Bisnis.com, JAKARTA — Rencana Muhammadiyah yang akan membentuk Bank Umum Syariah (BUS) melalui merger Bank Pembiayaan Rakyat Syariah (BPRS) Matahari atau Bank Syariah Matahari dinilai membuka peluang perbaikan kontraksi premi asuransi umum syariah.
Pengamat Asuransi dan Dosen Program Magister Manajemen Fakultas Ekonomika dan Bisnis Universitas Gadjah Mada (UGM) Kapler Marpaung menyebut, untuk memperbaiki kondisi asuransi umum syariah perlu memperkuat kerja sama dengan bank syariah sebagai kanal distribusi pendapatan premi.
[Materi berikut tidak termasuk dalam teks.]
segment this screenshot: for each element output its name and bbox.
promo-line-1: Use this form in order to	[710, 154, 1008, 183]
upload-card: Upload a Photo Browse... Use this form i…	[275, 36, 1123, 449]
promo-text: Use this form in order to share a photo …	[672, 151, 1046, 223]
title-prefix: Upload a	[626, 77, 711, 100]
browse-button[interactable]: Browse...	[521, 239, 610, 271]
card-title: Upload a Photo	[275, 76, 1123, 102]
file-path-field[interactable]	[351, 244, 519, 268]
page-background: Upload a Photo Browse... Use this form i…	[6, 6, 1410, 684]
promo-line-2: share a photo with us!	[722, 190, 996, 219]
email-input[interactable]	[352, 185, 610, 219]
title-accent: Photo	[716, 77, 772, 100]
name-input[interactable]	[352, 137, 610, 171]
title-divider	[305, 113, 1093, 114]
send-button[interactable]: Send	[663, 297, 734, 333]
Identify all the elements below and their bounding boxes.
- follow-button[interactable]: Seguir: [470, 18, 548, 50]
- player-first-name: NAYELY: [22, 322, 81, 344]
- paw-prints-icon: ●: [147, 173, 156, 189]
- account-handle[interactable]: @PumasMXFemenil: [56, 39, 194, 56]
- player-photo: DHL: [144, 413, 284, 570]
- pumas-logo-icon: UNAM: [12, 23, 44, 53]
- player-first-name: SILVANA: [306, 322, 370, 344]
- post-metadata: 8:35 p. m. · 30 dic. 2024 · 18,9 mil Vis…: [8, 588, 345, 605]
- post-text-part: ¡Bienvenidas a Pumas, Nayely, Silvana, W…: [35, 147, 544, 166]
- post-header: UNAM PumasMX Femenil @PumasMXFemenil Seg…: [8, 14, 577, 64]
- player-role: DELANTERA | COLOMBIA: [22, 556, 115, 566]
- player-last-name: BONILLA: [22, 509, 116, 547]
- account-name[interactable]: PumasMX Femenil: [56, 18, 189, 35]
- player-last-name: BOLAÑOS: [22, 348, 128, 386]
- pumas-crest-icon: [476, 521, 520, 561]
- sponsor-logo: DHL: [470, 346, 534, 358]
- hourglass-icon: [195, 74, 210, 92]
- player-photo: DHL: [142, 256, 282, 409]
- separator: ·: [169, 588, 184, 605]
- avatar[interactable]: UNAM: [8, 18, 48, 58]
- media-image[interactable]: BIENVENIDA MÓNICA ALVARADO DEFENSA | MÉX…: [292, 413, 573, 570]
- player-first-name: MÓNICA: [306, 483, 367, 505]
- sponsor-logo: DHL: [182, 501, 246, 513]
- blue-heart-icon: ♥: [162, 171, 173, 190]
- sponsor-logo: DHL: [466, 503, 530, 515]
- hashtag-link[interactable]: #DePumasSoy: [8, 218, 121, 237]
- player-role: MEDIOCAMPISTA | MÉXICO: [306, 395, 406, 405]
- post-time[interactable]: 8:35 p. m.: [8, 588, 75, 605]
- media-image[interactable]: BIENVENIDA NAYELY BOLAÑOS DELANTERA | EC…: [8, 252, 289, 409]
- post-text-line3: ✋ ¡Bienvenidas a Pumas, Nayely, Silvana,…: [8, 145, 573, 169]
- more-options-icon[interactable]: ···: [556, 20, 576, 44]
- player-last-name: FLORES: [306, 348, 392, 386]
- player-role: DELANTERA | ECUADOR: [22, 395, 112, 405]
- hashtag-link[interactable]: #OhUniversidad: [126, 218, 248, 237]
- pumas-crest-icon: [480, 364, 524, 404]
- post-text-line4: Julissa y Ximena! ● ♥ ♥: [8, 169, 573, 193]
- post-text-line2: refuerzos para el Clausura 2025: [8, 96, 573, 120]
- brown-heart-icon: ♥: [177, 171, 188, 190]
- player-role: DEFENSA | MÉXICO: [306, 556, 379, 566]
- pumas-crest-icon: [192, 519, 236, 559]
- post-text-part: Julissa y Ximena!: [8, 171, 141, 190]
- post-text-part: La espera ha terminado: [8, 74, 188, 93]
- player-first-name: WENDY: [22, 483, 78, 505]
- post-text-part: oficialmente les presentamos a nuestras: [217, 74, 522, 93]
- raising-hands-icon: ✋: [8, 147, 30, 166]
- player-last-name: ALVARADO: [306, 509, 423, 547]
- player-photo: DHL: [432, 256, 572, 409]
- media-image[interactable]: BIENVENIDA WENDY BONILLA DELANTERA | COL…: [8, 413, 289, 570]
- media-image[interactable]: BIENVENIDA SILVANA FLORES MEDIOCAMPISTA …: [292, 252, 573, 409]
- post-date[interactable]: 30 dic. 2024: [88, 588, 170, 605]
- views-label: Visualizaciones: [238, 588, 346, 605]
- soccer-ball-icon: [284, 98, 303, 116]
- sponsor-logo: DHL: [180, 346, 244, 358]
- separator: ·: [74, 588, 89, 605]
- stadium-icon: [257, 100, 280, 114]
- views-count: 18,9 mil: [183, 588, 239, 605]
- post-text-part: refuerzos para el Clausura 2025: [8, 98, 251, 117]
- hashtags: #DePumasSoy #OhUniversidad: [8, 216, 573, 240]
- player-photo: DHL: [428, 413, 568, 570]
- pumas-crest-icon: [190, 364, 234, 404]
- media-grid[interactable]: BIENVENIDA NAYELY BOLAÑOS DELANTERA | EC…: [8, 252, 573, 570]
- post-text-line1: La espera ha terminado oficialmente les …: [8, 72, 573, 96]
Adapun, pendapatan kontribusi atau premi asuransi umum syariah dalam periode Januari—April 2025 terkoreksi sebesar 23,28% secara tahunan (year-on-year/YoY) menjadi Rp0,87 triliun.
Di sisi lain, perbankan syariah merupakan kanal distribusi terbesar bagi asuransi umum syariah. “Kisarannya sekitar 40%, sementara bagi asuransi jiwa syariah menjadi terbesar kedua setelah keagenan, estimasi saya sekitar 20%,” kata Kapler kepada Bisnis, Rabu (16/7/2025).
Menurut Kapler, potensi kerja sama asuransi syariah dengan bank syariah terbuka lebar seiring dengan rencana Muhammadiyah yang akan membentuk Bank Umum Syariah (BUS) melalui merger Bank Pembiayaan Rakyat Syariah (BPRS) Matahari atau Bank Syariah Matahari.
Kerja sama tersebut tidak mencakup kerja sama channeling, tetapi bisa melalui penutupan asuransi aset-aset yang dimiliki di dalam ekosistem Muhammadiyah.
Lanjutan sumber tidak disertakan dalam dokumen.